4.4 Sensitivity and specificity after multivariate analysis using RDA To determine the optimal combination of both assays, Applicants used a regular discriminant analysis. In this example, applicant fixed the specificity level at 95%.

  As can be seen from Table 6, by combining both measurements for each of Hb and M2-PK using the RDA-optimized cut-off value, the total specificity is kept constant at about 95% and at the same time the diagnostic sensitivity is about It can increase from 72% to about 75%.

  In the study population investigated, the marker combination Hb and M2-PK has a total error of only 0.10.

FIG. 1 shows ROC analysis of Hb, M2-PK and a combination assay of both.
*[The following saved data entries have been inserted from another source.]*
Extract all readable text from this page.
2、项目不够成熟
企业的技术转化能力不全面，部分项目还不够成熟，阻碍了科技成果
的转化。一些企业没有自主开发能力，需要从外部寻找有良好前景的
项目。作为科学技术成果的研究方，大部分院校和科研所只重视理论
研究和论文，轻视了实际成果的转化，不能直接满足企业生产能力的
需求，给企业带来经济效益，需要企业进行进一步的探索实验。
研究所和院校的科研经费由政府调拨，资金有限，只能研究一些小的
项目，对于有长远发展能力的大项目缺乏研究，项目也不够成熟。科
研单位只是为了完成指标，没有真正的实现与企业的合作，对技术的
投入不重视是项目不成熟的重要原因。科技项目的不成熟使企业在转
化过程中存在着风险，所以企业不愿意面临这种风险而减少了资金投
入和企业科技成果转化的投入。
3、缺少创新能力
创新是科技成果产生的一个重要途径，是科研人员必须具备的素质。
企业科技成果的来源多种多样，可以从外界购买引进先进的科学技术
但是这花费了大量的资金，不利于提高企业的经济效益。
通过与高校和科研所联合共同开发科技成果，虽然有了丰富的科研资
Patients diagnosed with CRC (stage I-III, UICC) vs. control (GI-healthy subjects, sputum, using Hb (continuous line) or M2-PK (short dotted line) alone or in combination (long dotted line) ROC analysis of patients with other bowel diseases) and diverticulosis.

Claims (7)

At least in stool samples
a) hemoglobin, and
b) Pyruvate kinase isoform M2 (M2-PK)
Measuring the concentration of
c) A method for assessing the presence or absence of colorectal cancer in vitro with a biochemical marker comprising the step of correlating the concentration measured in steps a) and b) with the presence or absence of colorectal cancer.   The method of claim 1, further comprising measuring at least one additional marker selected from the group consisting of CEA, CYFRA21-1, CA19-9, CA72-4, NNMT, PROC and SAHH.   The method of claim 2, wherein the additional marker is the marker SAHH.   Use of a marker panel comprising at least hemoglobin and M2-PK in the diagnosis of colorectal cancer.   Use according to claim 4, comprising hemoglobin, M2-PK and at least one further marker selected from the group consisting of CEA, CYFRA21-1, CA19-9, CA72-4, NNMT, PROC and SAHH.   Use of a marker panel comprising at least hemoglobin, M2-PK and marker SAHH in the diagnosis of colorectal cancer.   The kit for carrying out the method according to claim 1, comprising a reagent necessary for specifically measuring each of hemoglobin and M2-PK, and any auxiliary reagent for carrying out the measurement.